Scottish film director

Ryan Gerard Hendrick is a Scottish filmmaker, director and actor. His works include Perfect Strangers, Sundown and Choices, the last of which he was nominated for a Bafta Scotland New Talent award

==Early life==
Born in Glasgow, Hendrick took an Acting & Performance course at Stow College. He then enrolled on an Acting for Camera course taught by industry professionals such as Robert Carlyle and Scottish casting director Kahleen Crawford.

==Career==
Hendrick wrote his first short film in 2010, entitled Choices, which was nominated for a BAFTA award. After appearing as The Doctor in the Doctor Who fan film Besieged in 2013, Hendrick wrote another short film, named Perfect Strangers in 2015. It was screened at the Cannes Film Festival in 2015 and at 20 other film festivals around the world. This also went on to receive a BAFTA Nomination in 2016. In 2017 Hendrick partnered with cinematographer John Rhodes on the short film Sundown, a drama starring Frazer Hines and Caitlin Blackwood. Sundown premiered at the HollyShorts Film Festival in Los Angeles and went on to be selected for over 20 film festivals.

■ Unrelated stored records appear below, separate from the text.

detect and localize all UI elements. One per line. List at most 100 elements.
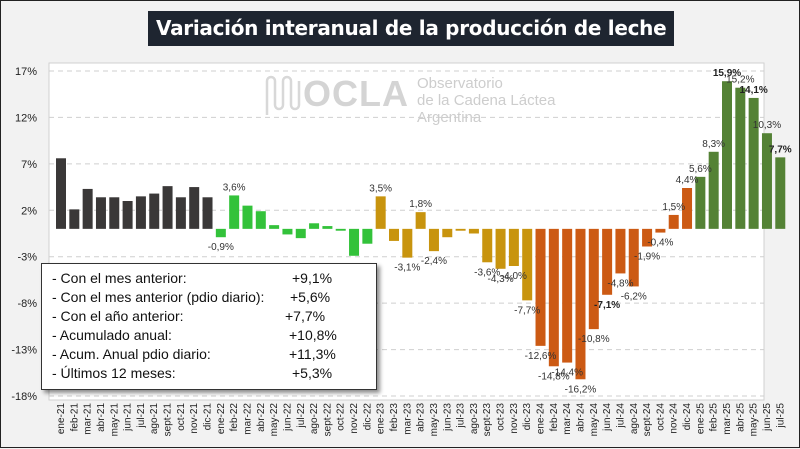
x-tick-label: jun-21 bbox=[123, 403, 134, 432]
bar-feb-21 bbox=[69, 209, 80, 229]
summary-row: - Con el mes anterior (pdio diario): +5,… bbox=[52, 289, 372, 307]
x-axis-ticks: ene-21 feb-21 mar-21 abr-21 may-21 jun-21 jul-… bbox=[56, 403, 786, 437]
bar-dic-22 bbox=[362, 228, 373, 244]
x-tick-label: jul-22 bbox=[296, 403, 307, 429]
bar-jul-25 bbox=[775, 157, 786, 229]
y-tick-label: 2% bbox=[21, 205, 37, 217]
bar-jun-24 bbox=[602, 228, 613, 295]
chart-title: Variación interanual de la producción de… bbox=[148, 11, 675, 46]
x-tick-label: mar-22 bbox=[242, 403, 253, 435]
data-label: 4,4% bbox=[676, 175, 699, 186]
bar-may-22 bbox=[269, 225, 280, 229]
x-tick-label: sept-22 bbox=[322, 403, 333, 437]
x-tick-label: oct-24 bbox=[655, 403, 666, 431]
bar-may-25 bbox=[748, 97, 759, 229]
bar-abr-21 bbox=[95, 197, 106, 229]
summary-box: - Con el mes anterior: +9,1% - Con el me… bbox=[41, 263, 377, 390]
summary-label: - Con el año anterior: bbox=[52, 308, 184, 324]
bar-sept-22 bbox=[322, 226, 333, 229]
x-tick-label: jul-24 bbox=[615, 403, 626, 429]
bar-oct-24 bbox=[655, 228, 666, 233]
data-label: -4,8% bbox=[607, 278, 633, 289]
bar-abr-24 bbox=[575, 228, 586, 380]
bar-ene-21 bbox=[56, 158, 66, 229]
summary-row: - Con el mes anterior: +9,1% bbox=[52, 270, 372, 288]
bar-jul-21 bbox=[135, 196, 146, 229]
x-tick-label: ene-23 bbox=[376, 403, 387, 435]
x-tick-label: may-21 bbox=[109, 403, 120, 437]
summary-label: - Con el mes anterior (pdio diario): bbox=[52, 289, 265, 305]
data-label: 8,3% bbox=[702, 139, 725, 150]
summary-value: +5,6% bbox=[290, 289, 331, 305]
data-label: -1,9% bbox=[634, 252, 660, 263]
x-tick-label: dic-24 bbox=[682, 403, 693, 431]
bar-sept-21 bbox=[162, 186, 173, 229]
bar-nov-23 bbox=[508, 228, 519, 266]
data-label: 3,6% bbox=[223, 182, 246, 193]
data-label: -2,4% bbox=[421, 256, 447, 267]
y-tick-label: -8% bbox=[17, 298, 37, 310]
bar-jun-25 bbox=[761, 133, 772, 229]
data-label: -14,8% bbox=[538, 371, 570, 382]
data-label: 7,7% bbox=[769, 144, 792, 155]
bar-sept-24 bbox=[642, 228, 653, 247]
x-tick-label: jun-25 bbox=[762, 403, 773, 432]
x-tick-label: may-25 bbox=[749, 403, 760, 437]
summary-label: - Últimos 12 meses: bbox=[52, 365, 176, 381]
x-tick-label: mar-24 bbox=[562, 403, 573, 435]
bar-feb-24 bbox=[548, 228, 559, 367]
x-tick-label: oct-22 bbox=[336, 403, 347, 431]
x-tick-label: jul-21 bbox=[136, 403, 147, 429]
x-tick-label: mar-23 bbox=[402, 403, 413, 435]
bar-feb-22 bbox=[229, 195, 240, 229]
bar-jun-22 bbox=[282, 228, 293, 235]
bar-ago-21 bbox=[149, 193, 160, 229]
y-tick-label: -18% bbox=[11, 391, 37, 403]
bar-ago-23 bbox=[468, 228, 479, 234]
summary-value: +7,7% bbox=[285, 308, 326, 324]
x-tick-label: sept-24 bbox=[642, 403, 653, 437]
x-tick-label: feb-24 bbox=[549, 403, 560, 432]
x-tick-label: jun-23 bbox=[442, 403, 453, 432]
bar-feb-25 bbox=[708, 151, 719, 229]
y-tick-label: -13% bbox=[11, 345, 37, 357]
bar-jun-21 bbox=[122, 201, 133, 229]
x-tick-label: feb-23 bbox=[389, 403, 400, 432]
data-label: -6,2% bbox=[621, 291, 647, 302]
bar-abr-22 bbox=[255, 211, 266, 229]
bar-ene-22 bbox=[215, 228, 226, 238]
data-label: 1,8% bbox=[409, 199, 432, 210]
x-tick-label: ago-23 bbox=[469, 403, 480, 435]
data-label: -0,9% bbox=[208, 242, 234, 253]
bar-oct-23 bbox=[495, 228, 506, 269]
data-label: -7,1% bbox=[594, 300, 620, 311]
bar-jul-23 bbox=[455, 228, 466, 231]
bar-nov-22 bbox=[349, 228, 360, 256]
bar-oct-22 bbox=[335, 228, 346, 231]
data-label: -14,4% bbox=[551, 368, 583, 379]
data-label: -7,7% bbox=[514, 305, 540, 316]
data-label: -0,4% bbox=[647, 238, 673, 249]
x-tick-label: jul-23 bbox=[456, 403, 467, 429]
summary-row: - Acumulado anual: +10,8% bbox=[52, 327, 372, 345]
summary-value: +5,3% bbox=[292, 365, 333, 381]
bar-ene-23 bbox=[375, 196, 386, 229]
data-label: -3,1% bbox=[394, 263, 420, 274]
bar-ago-24 bbox=[628, 228, 639, 287]
x-tick-label: ene-25 bbox=[695, 403, 706, 435]
bars bbox=[56, 81, 786, 380]
x-tick-label: feb-22 bbox=[229, 403, 240, 432]
x-tick-label: ago-22 bbox=[309, 403, 320, 435]
y-tick-label: -3% bbox=[17, 252, 37, 264]
x-tick-label: mar-25 bbox=[722, 403, 733, 435]
x-tick-label: may-22 bbox=[269, 403, 280, 437]
y-tick-label: 7% bbox=[21, 159, 37, 171]
summary-label: - Con el mes anterior: bbox=[52, 270, 187, 286]
x-tick-label: nov-23 bbox=[509, 403, 520, 434]
bar-jul-22 bbox=[295, 228, 306, 239]
x-tick-label: dic-22 bbox=[362, 403, 373, 431]
bar-oct-21 bbox=[175, 197, 186, 229]
data-label: -16,2% bbox=[565, 384, 597, 395]
data-label: 15,2% bbox=[726, 75, 754, 86]
bar-jul-24 bbox=[615, 228, 626, 274]
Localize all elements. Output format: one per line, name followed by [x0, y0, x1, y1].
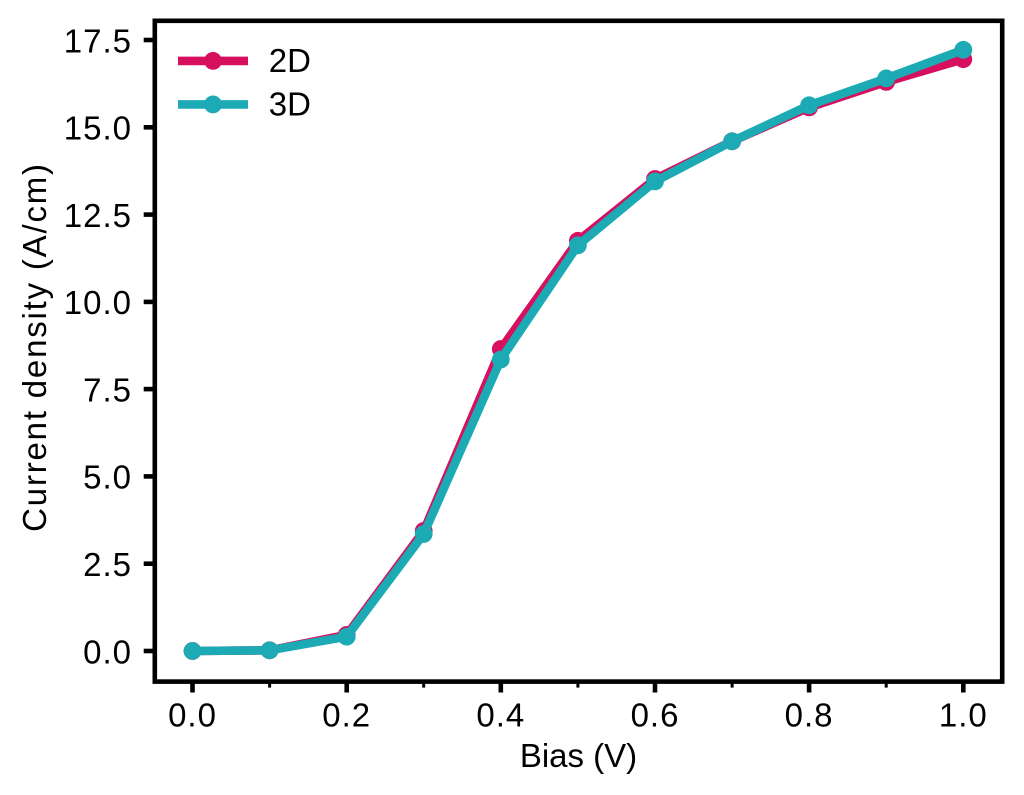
svg-text:15.0: 15.0 [64, 110, 132, 147]
svg-text:0.8: 0.8 [785, 696, 834, 733]
svg-text:7.5: 7.5 [83, 371, 132, 408]
svg-text:1.0: 1.0 [939, 696, 988, 733]
svg-text:0.2: 0.2 [322, 696, 371, 733]
svg-text:0.6: 0.6 [631, 696, 680, 733]
svg-text:0.0: 0.0 [83, 633, 132, 670]
svg-text:0.4: 0.4 [476, 696, 525, 733]
svg-text:Bias (V): Bias (V) [520, 737, 637, 774]
svg-text:5.0: 5.0 [83, 459, 132, 496]
svg-text:Current density (A/cm): Current density (A/cm) [16, 162, 53, 532]
svg-text:0.0: 0.0 [168, 696, 217, 733]
svg-text:3D: 3D [269, 86, 311, 123]
svg-text:2D: 2D [269, 42, 311, 79]
svg-text:17.5: 17.5 [64, 22, 132, 59]
svg-text:10.0: 10.0 [64, 284, 132, 321]
svg-text:2.5: 2.5 [83, 546, 132, 583]
svg-text:12.5: 12.5 [64, 197, 132, 234]
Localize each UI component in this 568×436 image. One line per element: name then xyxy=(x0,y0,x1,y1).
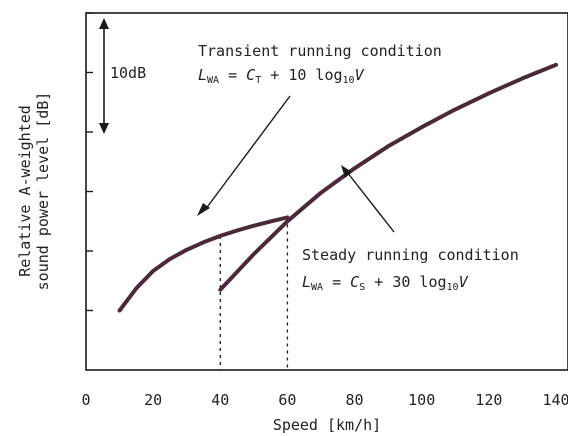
scale-bar-arrow-down-icon xyxy=(99,123,109,134)
x-tick-label-2: 40 xyxy=(211,391,229,409)
steady-title: Steady running condition xyxy=(302,246,519,264)
y-ticks xyxy=(86,13,93,311)
dotted-guides xyxy=(220,217,287,370)
scale-bar-label: 10dB xyxy=(110,64,146,82)
x-tick-label-5: 100 xyxy=(408,391,435,409)
steady-formula: LWA = CS + 30 log10V xyxy=(302,273,469,293)
x-tick-label-6: 120 xyxy=(475,391,502,409)
x-tick-label-3: 60 xyxy=(278,391,296,409)
x-tick-label-1: 20 xyxy=(144,391,162,409)
x-tick-label-4: 80 xyxy=(346,391,364,409)
steady-arrow-line xyxy=(347,172,394,232)
scale-bar: 10dB xyxy=(99,18,146,134)
transient-title: Transient running condition xyxy=(198,42,442,60)
y-axis-label: Relative A-weighted sound power level [d… xyxy=(16,92,52,291)
x-tick-labels: 0 20 40 60 80 100 120 140 xyxy=(81,391,568,409)
scale-bar-arrow-up-icon xyxy=(99,18,109,29)
y-axis-label-line1: Relative A-weighted xyxy=(16,105,34,277)
transient-formula: LWA = CT + 10 log10V xyxy=(198,66,365,86)
series-line-0 xyxy=(120,217,288,310)
x-tick-label-0: 0 xyxy=(81,391,90,409)
x-axis-label: Speed [km/h] xyxy=(273,416,381,434)
x-tick-label-7: 140 xyxy=(542,391,568,409)
transient-arrow-line xyxy=(205,96,290,210)
y-axis-label-line2: sound power level [dB] xyxy=(34,92,52,291)
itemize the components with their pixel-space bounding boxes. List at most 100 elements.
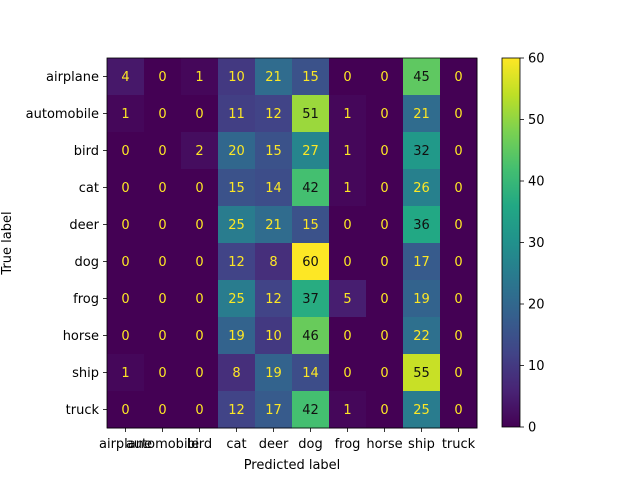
cell-value-label: 0	[158, 366, 166, 381]
cell-value-label: 0	[380, 70, 388, 85]
cell-value-label: 0	[158, 292, 166, 307]
cell-value-label: 51	[302, 107, 319, 122]
cell-value-label: 19	[228, 329, 245, 344]
cell-value-label: 0	[380, 403, 388, 418]
heatmap-cell	[144, 280, 182, 318]
colorbar-tick-label: 60	[528, 52, 545, 67]
cell-value-label: 0	[454, 181, 462, 196]
colorbar: 0 10 20 30 40 50 60	[501, 52, 545, 436]
heatmap-cell	[255, 280, 293, 318]
colorbar-tick-label: 0	[528, 421, 536, 436]
cell-value-label: 60	[302, 255, 319, 270]
heatmap-cell	[403, 206, 441, 244]
heatmap-cell	[144, 354, 182, 392]
x-tick-label: horse	[366, 437, 402, 452]
cell-value-label: 0	[343, 366, 351, 381]
cell-value-label: 42	[302, 403, 319, 418]
cell-value-label: 0	[454, 107, 462, 122]
cell-value-label: 15	[302, 70, 319, 85]
y-tick-label: bird	[74, 144, 99, 159]
x-tick-label: airplane	[99, 437, 152, 452]
heatmap-cell	[329, 391, 367, 429]
heatmap-cell	[403, 354, 441, 392]
y-tick-label: airplane	[46, 70, 99, 85]
heatmap-cell	[329, 58, 367, 96]
heatmap-cell	[403, 95, 441, 133]
heatmap-cell	[181, 317, 219, 355]
axes: airplaneautomobilebirdcatdeerdogfroghors…	[0, 57, 478, 473]
cell-value-label: 17	[265, 403, 282, 418]
cell-value-label: 1	[121, 107, 129, 122]
x-tick-label: bird	[187, 437, 212, 452]
cell-value-label: 55	[413, 366, 430, 381]
heatmap-cell	[366, 58, 404, 96]
colorbar-tick-label: 40	[528, 175, 545, 190]
cell-value-label: 20	[228, 144, 245, 159]
heatmap-cell	[366, 243, 404, 281]
heatmap-cell	[255, 391, 293, 429]
cell-value-label: 1	[343, 144, 351, 159]
cell-value-label: 0	[454, 218, 462, 233]
heatmap-cell	[329, 354, 367, 392]
heatmap-cell	[440, 280, 478, 318]
cell-value-label: 0	[454, 255, 462, 270]
heatmap-cell	[107, 206, 145, 244]
heatmap-cell	[255, 169, 293, 207]
colorbar-tick-label: 20	[528, 298, 545, 313]
cell-value-label: 0	[121, 329, 129, 344]
cell-value-label: 15	[228, 181, 245, 196]
heatmap-cell	[181, 354, 219, 392]
cell-value-label: 0	[380, 255, 388, 270]
cell-value-label: 42	[302, 181, 319, 196]
heatmap-cell	[218, 391, 256, 429]
heatmap-cell	[107, 95, 145, 133]
heatmap-cell	[107, 391, 145, 429]
heatmap-cell	[218, 58, 256, 96]
colorbar-tick-label: 50	[528, 113, 545, 128]
heatmap-cell	[440, 391, 478, 429]
heatmap-cell	[329, 95, 367, 133]
colorbar-tick-label: 30	[528, 236, 545, 251]
cell-value-label: 0	[121, 218, 129, 233]
heatmap-cell	[292, 206, 330, 244]
heatmap-cell	[440, 206, 478, 244]
x-tick-label: truck	[442, 437, 476, 452]
cell-value-label: 12	[265, 107, 282, 122]
heatmap-cell	[255, 95, 293, 133]
cell-value-label: 0	[158, 107, 166, 122]
cell-value-label: 8	[269, 255, 277, 270]
heatmap-cell	[440, 58, 478, 96]
plot-frame	[106, 57, 478, 429]
cell-value-label: 0	[380, 366, 388, 381]
heatmap-cell	[255, 206, 293, 244]
cell-value-label: 22	[413, 329, 430, 344]
cell-value-label: 0	[195, 255, 203, 270]
cell-value-label: 0	[343, 255, 351, 270]
heatmap-cell	[292, 317, 330, 355]
cell-value-label: 0	[380, 181, 388, 196]
heatmap-cell	[440, 243, 478, 281]
cell-value-label: 0	[158, 255, 166, 270]
y-tick-label: dog	[75, 255, 99, 270]
y-tick-label: deer	[69, 218, 99, 233]
y-tick-label: automobile	[26, 107, 99, 122]
colorbar-gradient	[501, 57, 521, 428]
cell-value-label: 0	[454, 329, 462, 344]
heatmap-cell	[403, 243, 441, 281]
heatmap-cell	[181, 58, 219, 96]
y-tick-label: cat	[79, 181, 99, 196]
heatmap-cell	[107, 169, 145, 207]
heatmap-cell	[218, 169, 256, 207]
cell-value-label: 5	[343, 292, 351, 307]
cell-value-label: 21	[265, 70, 282, 85]
heatmap-cell	[181, 243, 219, 281]
heatmap-cell	[255, 132, 293, 170]
heatmap-cell	[403, 317, 441, 355]
heatmap-cell	[440, 317, 478, 355]
heatmap-cell	[292, 58, 330, 96]
heatmap-cell	[107, 58, 145, 96]
cell-value-label: 0	[121, 144, 129, 159]
y-tick-label: truck	[66, 403, 100, 418]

The film won awards for Direction, Drama, Music Score and Best of the Fest.

Hendrick is currently working on the post production of a feature film version of his award winning short film Perfect Strangers, which is due for release at Christmas 2020. It stars Kenny Boyle, Sylvester McCoy, Frazer Hines, Sanjeev Kohli and Clare Grogan.